[CELEBORN-1720][FOLLOWUP] Fix flakyTest - check if fetch failure task another attempt is running or successful

### What changes were proposed in this pull request?
Record the last reported shuffle fetch failure task id.

### Why are the changes needed?
Because the reported shuffle fetch failure task id might be cleaned up fast after recorded.

To prevent flaky test, it is better to record the last reported task id for testing.

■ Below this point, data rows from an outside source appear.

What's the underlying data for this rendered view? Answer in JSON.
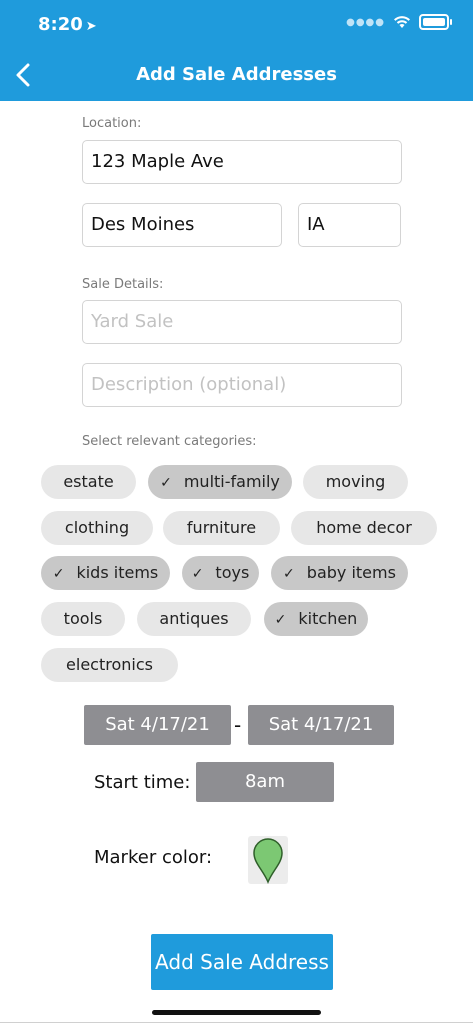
{
  "status": {
    "time": "8:20",
    "location_arrow": "➤"
  },
  "nav": {
    "title": "Add Sale Addresses"
  },
  "form": {
    "location_label": "Location:",
    "street": "123 Maple Ave",
    "city": "Des Moines",
    "state": "IA",
    "details_label": "Sale Details:",
    "title_placeholder": "Yard Sale",
    "description_placeholder": "Description (optional)",
    "categories_label": "Select relevant categories:"
  },
  "categories": [
    {
      "label": "estate",
      "selected": false
    },
    {
      "label": "multi-family",
      "selected": true
    },
    {
      "label": "moving",
      "selected": false
    },
    {
      "label": "clothing",
      "selected": false
    },
    {
      "label": "furniture",
      "selected": false
    },
    {
      "label": "home decor",
      "selected": false
    },
    {
      "label": "kids items",
      "selected": true
    },
    {
      "label": "toys",
      "selected": true
    },
    {
      "label": "baby items",
      "selected": true
    },
    {
      "label": "tools",
      "selected": false
    },
    {
      "label": "antiques",
      "selected": false
    },
    {
      "label": "kitchen",
      "selected": true
    },
    {
      "label": "electronics",
      "selected": false
    }
  ],
  "check_glyph": "✓",
  "dates": {
    "start": "Sat 4/17/21",
    "separator": "-",
    "end": "Sat 4/17/21"
  },
  "start_time": {
    "label": "Start time:",
    "value": "8am"
  },
  "marker": {
    "label": "Marker color:",
    "color": "#7cc873"
  },
  "submit_label": "Add Sale Address",
  "colors": {
    "accent": "#1f9bdc",
    "chip": "#e7e7e7",
    "chip_selected": "#c8c8c8",
    "button_gray": "#8e8e92"
  }
}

### Does this PR introduce _any_ user-facing change?

No.

### How was this patch tested?
GA for 3 times.

Closes #3301 from turboFei/app_id_debug.

Authored-by: Wang, Fei <fwang12@ebay.com>
Signed-off-by: Wang, Fei <fwang12@ebay.com>
This commit is contained in:
Wang, Fei 2025-06-06 11:11:12 -07:00
parent 5e305c3a5a
commit 60fa6d0ee7
3 changed files with 11 additions and 3 deletions

View File

@ -292,6 +292,9 @@ public class SparkUtils {
reportedStageShuffleFetchFailureTaskIds.remove(stageId + "-" + stageAttemptId);
}
// For testing only.
protected static volatile Long lastReportedShuffleFetchFailureTaskId = null;
/**
* Only used to check for the shuffle fetch failure task whether another attempt is running or
* successful. If another attempt(excluding the reported shuffle fetch failure tasks in current
@ -315,6 +318,7 @@ public class SparkUtils {
reportedStageShuffleFetchFailureTaskIds.computeIfAbsent(
stageUniqId, k -> new HashSet<>());
reportedStageTaskIds.add(taskId);
lastReportedShuffleFetchFailureTaskId = taskId;
Tuple2<TaskInfo, List<TaskInfo>> taskAttempts = getTaskAttempts(taskSetManager, taskId);

View File

@ -407,6 +407,9 @@ public class SparkUtils {
reportedStageShuffleFetchFailureTaskIds.remove(stageId + "-" + stageAttemptId);
}
// For testing only.
protected static volatile Long lastReportedShuffleFetchFailureTaskId = null;
/**
* Only used to check for the shuffle fetch failure task whether another attempt is running or
* successful. If another attempt(excluding the reported shuffle fetch failure tasks in current
@ -430,6 +433,7 @@ public class SparkUtils {
reportedStageShuffleFetchFailureTaskIds.computeIfAbsent(
stageUniqId, k -> new HashSet<>());
reportedStageTaskIds.add(taskId);
lastReportedShuffleFetchFailureTaskId = taskId;
Tuple2<TaskInfo, List<TaskInfo>> taskAttempts = getTaskAttempts(taskSetManager, taskId);

View File

@ -63,6 +63,7 @@ class SparkUtilsSuite extends AnyFunSuite
val celebornConf = SparkUtils.fromSparkConf(sparkSession.sparkContext.getConf)
val hook = new ShuffleReaderGetHooks(celebornConf, workerDirs)
TestCelebornShuffleManager.registerReaderGetHook(hook)
SparkUtils.lastReportedShuffleFetchFailureTaskId = null
try {
val sc = sparkSession.sparkContext
@ -87,9 +88,8 @@ class SparkUtilsSuite extends AnyFunSuite
val taskScheduler = sc.taskScheduler.asInstanceOf[TaskSchedulerImpl]
eventually(timeout(30.seconds), interval(0.milliseconds)) {
assert(hook.executed.get() == true)
val reportedTaskId =
SparkUtils.reportedStageShuffleFetchFailureTaskIds.values().asScala.flatMap(
_.asScala).head
val reportedTaskId = SparkUtils.lastReportedShuffleFetchFailureTaskId
assert(reportedTaskId != null)
val taskSetManager = SparkUtils.getTaskSetManager(taskScheduler, reportedTaskId)
assert(taskSetManager != null)
assert(SparkUtils.getTaskAttempts(taskSetManager, reportedTaskId)._2.size() == 1)